Burney, who teaches at Doane College's nontraditional campus in Lincoln, Nebraska, and travels the country doing motivational presentations, uses humor to make her point. "I don't tell jokes, I tell stories," she said. "One of the best things you can be as presenter is vulnerable and human."
Her reputation as a funny lady is well known. Having worked in all 48 continental United States and Canada, Burney has spoken to groups as diverse as the IRS and General Motors. One week she spoke at Harley Davidson on Tuesday and on Thursday to a group of Notre Dame nuns.
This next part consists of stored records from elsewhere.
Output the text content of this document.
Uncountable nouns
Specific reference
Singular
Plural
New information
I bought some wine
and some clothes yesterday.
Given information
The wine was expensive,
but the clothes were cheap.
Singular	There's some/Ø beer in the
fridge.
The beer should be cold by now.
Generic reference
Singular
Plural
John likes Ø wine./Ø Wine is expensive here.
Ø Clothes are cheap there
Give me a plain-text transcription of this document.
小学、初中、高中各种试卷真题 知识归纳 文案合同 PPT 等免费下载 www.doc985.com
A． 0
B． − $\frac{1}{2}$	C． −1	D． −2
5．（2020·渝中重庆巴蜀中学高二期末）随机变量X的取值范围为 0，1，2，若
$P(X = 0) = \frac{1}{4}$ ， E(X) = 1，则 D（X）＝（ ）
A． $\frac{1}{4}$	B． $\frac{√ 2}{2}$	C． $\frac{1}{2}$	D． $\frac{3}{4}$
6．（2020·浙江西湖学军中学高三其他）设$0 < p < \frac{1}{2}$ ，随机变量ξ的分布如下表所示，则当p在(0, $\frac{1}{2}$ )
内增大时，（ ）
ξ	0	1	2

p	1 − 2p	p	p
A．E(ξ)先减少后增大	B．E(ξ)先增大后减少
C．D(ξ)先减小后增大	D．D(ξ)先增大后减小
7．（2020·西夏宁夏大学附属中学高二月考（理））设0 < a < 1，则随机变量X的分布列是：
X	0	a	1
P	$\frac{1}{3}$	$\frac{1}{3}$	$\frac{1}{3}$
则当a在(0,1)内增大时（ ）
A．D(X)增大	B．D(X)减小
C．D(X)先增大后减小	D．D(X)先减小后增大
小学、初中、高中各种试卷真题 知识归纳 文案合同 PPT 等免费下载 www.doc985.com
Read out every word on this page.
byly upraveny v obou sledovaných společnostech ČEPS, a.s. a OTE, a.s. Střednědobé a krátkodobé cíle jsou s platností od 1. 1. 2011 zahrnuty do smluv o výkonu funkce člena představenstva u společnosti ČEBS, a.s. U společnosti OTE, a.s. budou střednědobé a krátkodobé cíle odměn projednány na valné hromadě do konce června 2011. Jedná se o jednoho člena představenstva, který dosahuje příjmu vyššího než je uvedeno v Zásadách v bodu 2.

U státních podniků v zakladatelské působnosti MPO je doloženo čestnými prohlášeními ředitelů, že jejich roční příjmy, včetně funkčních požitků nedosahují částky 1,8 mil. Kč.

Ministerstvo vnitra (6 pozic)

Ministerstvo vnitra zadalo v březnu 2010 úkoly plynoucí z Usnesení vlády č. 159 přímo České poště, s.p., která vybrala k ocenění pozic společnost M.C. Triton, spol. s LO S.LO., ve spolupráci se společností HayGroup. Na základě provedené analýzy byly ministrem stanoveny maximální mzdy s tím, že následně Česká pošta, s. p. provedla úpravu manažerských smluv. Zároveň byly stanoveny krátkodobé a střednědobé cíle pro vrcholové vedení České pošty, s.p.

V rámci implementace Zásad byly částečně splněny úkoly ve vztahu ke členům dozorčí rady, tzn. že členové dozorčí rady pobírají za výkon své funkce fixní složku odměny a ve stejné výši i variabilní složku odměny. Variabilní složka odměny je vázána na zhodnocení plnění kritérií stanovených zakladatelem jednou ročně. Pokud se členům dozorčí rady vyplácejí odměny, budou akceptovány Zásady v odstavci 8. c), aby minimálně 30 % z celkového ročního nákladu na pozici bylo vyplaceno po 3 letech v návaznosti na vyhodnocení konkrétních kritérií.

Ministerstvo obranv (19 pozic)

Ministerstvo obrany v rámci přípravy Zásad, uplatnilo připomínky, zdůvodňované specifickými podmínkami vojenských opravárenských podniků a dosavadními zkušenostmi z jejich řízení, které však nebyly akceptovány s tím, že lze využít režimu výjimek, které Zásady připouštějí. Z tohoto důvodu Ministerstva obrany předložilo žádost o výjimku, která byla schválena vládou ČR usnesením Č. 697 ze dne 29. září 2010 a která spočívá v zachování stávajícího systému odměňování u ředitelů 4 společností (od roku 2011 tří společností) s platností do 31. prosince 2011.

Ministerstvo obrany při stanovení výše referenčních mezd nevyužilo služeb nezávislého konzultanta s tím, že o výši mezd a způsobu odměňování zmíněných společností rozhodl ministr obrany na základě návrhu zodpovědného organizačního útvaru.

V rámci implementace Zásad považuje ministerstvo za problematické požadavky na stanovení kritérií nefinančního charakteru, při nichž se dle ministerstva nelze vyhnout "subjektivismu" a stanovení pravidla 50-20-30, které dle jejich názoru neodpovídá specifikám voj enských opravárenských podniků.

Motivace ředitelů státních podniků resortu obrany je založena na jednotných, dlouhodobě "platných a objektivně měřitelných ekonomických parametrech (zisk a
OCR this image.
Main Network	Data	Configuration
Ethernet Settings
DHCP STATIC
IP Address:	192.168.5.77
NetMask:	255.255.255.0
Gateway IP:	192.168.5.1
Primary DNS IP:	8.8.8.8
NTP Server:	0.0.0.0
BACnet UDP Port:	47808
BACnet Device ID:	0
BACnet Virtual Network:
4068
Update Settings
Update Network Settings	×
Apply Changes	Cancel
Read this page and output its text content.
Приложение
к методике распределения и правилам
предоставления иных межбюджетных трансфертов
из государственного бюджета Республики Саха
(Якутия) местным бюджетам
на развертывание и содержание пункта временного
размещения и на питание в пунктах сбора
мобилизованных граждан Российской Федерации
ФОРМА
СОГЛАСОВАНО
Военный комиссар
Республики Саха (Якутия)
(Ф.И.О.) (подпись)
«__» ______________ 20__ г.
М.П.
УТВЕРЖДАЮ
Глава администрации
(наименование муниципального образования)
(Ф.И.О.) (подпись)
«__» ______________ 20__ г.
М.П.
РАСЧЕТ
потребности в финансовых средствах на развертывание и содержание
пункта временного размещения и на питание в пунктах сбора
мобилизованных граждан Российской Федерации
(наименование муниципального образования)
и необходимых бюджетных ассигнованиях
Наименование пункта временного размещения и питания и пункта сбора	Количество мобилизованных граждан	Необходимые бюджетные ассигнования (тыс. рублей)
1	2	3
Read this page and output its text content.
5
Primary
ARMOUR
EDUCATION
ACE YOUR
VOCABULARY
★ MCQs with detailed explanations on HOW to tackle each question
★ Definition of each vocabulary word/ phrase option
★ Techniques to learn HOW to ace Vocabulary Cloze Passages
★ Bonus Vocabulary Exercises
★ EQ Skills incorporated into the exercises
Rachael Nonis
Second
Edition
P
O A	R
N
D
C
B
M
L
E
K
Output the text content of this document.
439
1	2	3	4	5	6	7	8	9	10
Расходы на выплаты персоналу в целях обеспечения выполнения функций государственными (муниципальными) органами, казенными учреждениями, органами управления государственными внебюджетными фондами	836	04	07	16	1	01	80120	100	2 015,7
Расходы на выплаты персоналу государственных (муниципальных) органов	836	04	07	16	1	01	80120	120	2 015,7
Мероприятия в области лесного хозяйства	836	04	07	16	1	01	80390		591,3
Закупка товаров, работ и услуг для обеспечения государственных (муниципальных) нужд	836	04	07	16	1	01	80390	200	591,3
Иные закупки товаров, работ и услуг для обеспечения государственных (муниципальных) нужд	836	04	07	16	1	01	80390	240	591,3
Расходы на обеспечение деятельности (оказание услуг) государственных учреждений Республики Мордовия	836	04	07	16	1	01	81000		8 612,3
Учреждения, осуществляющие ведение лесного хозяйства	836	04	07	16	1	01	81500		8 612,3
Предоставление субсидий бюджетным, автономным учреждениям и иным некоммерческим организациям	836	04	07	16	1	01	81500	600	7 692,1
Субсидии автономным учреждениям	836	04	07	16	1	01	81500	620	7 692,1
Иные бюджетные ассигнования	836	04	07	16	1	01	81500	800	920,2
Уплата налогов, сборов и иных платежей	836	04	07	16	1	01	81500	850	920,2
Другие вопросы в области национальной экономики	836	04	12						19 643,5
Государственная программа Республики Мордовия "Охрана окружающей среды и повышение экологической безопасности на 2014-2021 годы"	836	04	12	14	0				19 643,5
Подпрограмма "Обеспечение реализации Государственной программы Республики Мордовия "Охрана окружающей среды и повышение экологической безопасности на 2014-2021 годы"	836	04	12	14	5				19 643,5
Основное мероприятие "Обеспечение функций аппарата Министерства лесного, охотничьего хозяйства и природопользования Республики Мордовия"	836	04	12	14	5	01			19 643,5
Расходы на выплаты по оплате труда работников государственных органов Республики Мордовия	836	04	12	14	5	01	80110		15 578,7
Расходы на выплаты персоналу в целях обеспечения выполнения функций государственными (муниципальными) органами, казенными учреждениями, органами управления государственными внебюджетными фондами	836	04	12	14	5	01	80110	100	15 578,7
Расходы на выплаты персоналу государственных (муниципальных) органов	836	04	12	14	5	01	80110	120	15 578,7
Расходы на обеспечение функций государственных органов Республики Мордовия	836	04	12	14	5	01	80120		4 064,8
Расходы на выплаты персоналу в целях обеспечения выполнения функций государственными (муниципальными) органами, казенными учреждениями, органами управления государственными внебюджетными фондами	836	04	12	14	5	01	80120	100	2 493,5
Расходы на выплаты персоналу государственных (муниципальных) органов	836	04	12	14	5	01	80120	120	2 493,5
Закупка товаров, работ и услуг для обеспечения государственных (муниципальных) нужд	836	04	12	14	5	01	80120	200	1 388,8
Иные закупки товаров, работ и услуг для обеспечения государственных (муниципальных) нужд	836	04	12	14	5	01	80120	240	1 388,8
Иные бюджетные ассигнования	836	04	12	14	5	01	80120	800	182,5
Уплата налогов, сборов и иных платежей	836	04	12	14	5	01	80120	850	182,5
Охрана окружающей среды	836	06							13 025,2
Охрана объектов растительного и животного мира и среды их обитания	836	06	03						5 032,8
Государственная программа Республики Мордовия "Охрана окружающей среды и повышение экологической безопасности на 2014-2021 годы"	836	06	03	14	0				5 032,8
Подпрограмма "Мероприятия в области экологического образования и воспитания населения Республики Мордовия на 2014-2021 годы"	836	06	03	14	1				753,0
She has filmed shows for Showtime and HBO. But educators are her favorite audience.
For the past 20 years she's been able to balance teaching with her travel thanks to the school's willingness to be flexible. "I'm a part-time, temporary adjunct instructor who teaches organizational communications in the non-traditional campus on an alternative schedule," Burney explained, tongue firmly planted in cheek. "They can't remove 'temporary' without paying for my insurance."
Consulted for her availability before the semester's schedule is finalized, (she did 200 presentations and taught seven classes in 2008), her dean constantly asks when she's going to come back and teach full-time again.
Burney entertained and educated the audience at the University of Nebraska's Women in Educational Leadership Conference held in Lincoln in October, fitting it around her gender communications class.